Russia has widely used cluster bombs in Ukraine, causing hundreds of civilian casualties and damaging homes, schools and hospitals, a monitoring body said in a report published Thursday.

A convention established in 2008 prohibits the use, transfer, production and stockpiling of cluster weapons. While the convention has 110 state parties and 13 other signatories, neither Russia nor Ukraine is a party to it.

The 100-page report comes as parties to the convention prepare for a 10th annual meeting from August 30 in Geneva.

What did the report say?

Hundreds of cluster munition attacks by Russian forces have been documented, reported or alleged since Russia invaded Ukraine, the Cluster Munition Coalition (CMC) said.

The CMC's annual report on the use of such weapons around the world found that Ukrainian forces appear to have also used cluster munitions at least three times, adding that there was no evidence of Kyiv acquiring cluster munitions from other countries this year.

"Russia's extensive use of internationally banned cluster munitions in Ukraine demonstrates a blatant disregard for human life, humanitarian principles and legal norms," said Mary Wareham, one of the report's co-editors.

"The immediate and long-term suffering that cluster munitions cause civilians make their use today in Ukraine unconscionable, as well as invariably unlawful," Wareham said.

"All countries should condemn the use of these weapons under any circumstances," Wareham added.

For the first time in years, there were no reported deaths from cluster attacks in 2021 — although there were 147 casualties caused by munition remnants.

This has been overshadowed by the war in Ukraine this year.
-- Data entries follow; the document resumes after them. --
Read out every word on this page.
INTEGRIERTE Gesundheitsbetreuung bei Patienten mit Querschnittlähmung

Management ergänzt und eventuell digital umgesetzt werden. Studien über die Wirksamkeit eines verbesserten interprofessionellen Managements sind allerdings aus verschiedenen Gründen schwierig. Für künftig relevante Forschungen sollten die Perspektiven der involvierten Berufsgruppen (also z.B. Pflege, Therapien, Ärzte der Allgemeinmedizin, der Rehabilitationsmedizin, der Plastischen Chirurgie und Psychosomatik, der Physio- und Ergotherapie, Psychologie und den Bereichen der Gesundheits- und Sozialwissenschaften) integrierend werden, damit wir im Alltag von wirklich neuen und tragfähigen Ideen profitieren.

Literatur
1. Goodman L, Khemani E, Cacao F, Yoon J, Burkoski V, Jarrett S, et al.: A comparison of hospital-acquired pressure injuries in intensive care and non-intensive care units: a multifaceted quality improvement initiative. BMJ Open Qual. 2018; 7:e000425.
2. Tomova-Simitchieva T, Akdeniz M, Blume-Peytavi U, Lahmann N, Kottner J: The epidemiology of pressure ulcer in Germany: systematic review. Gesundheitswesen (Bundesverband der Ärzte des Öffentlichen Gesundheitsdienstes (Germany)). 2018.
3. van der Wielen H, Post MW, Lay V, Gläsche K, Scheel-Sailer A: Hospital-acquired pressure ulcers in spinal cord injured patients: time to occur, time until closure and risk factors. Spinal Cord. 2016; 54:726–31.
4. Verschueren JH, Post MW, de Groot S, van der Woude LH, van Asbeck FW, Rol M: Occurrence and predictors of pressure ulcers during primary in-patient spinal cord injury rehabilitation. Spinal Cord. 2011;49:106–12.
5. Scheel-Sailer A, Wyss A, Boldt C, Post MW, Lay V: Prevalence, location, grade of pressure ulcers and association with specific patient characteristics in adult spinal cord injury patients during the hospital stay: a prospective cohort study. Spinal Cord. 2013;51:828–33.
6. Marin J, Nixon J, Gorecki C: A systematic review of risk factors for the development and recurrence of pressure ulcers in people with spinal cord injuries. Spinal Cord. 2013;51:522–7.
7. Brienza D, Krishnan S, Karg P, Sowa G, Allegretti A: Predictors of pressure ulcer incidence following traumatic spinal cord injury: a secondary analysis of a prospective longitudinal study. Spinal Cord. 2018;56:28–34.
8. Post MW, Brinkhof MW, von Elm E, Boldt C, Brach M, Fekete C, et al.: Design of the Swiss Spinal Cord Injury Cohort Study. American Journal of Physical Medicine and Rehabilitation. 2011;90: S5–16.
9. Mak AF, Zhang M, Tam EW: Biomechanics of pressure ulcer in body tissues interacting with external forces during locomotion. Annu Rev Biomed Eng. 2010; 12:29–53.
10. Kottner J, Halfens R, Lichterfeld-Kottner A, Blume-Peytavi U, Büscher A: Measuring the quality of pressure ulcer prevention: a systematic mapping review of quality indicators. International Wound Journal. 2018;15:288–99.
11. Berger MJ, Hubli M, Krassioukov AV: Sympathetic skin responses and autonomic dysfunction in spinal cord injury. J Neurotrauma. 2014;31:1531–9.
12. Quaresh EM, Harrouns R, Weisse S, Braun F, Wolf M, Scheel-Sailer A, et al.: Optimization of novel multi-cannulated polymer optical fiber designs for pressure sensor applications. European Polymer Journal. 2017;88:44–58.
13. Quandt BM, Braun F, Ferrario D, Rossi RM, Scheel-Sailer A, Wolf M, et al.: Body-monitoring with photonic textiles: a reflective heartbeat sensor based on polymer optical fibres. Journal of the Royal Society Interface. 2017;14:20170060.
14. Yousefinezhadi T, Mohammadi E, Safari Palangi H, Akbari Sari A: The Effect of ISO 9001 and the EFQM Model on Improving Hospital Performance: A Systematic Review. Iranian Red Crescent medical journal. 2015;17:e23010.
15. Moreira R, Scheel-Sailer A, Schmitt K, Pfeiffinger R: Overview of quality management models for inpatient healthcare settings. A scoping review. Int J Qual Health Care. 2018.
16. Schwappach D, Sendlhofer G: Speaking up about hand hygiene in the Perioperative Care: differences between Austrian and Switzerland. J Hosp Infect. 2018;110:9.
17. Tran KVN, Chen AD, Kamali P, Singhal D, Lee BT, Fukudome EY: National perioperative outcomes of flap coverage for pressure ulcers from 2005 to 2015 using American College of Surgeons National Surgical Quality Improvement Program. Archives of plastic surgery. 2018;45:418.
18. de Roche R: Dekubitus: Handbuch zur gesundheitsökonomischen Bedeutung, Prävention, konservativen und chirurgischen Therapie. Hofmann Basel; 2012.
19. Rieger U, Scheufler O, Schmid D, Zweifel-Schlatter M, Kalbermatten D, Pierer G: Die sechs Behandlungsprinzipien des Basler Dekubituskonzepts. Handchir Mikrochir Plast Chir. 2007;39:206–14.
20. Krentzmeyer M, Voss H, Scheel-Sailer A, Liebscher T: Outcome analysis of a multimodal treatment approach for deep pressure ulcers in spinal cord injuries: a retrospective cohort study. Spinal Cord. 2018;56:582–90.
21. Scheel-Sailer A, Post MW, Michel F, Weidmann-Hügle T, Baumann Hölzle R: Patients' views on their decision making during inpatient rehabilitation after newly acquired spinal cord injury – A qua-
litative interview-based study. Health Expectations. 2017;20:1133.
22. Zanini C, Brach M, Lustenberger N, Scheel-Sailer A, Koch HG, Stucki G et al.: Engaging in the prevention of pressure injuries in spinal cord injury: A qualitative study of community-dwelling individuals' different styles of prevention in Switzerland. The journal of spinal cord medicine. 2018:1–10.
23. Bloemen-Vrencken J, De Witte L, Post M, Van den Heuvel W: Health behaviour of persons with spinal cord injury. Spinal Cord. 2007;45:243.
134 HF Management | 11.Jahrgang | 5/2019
Preliminary data indicates at least 689 civilian casualties reported during cluster munition attacks for the period between February and July 2022.

Why are cluster bombs banned?

Cluster munitions can be launched from the ground or dropped from the air and consist of containers that open and disperse submunitions indiscriminately over a wide area.

Many submunitions fail to detonate and leave trails of explosive remnants and submunitions that threaten lives and deny access to arable land.

The report's co-editor, Marion Loddo, told DW that the weapons are so indiscriminate between civilians and the military that they had limited military use.

"There is clearly no military need, and that's why we have the convention banning those weapons," Loddo said.

Civilians made up 97% of the people who were killed or injured in 2021. Children made up two-thirds of the victims of munition remnants where the ages of victims were known — 90 out of 144.

In Laos and Lebanon, there were tragic incidents in which groups of children playing with submunitions were killed and injured. "Clearly, these weapons should never be used, anywhere, by anyone," said co-editor Loren Persi.

"It is a terrible reminder of the dire need for rapid clearance of contaminated areas, age-appropriate education on the risks of unexploded bomblets, and greater dedicated support to the victims and their families," Persi said.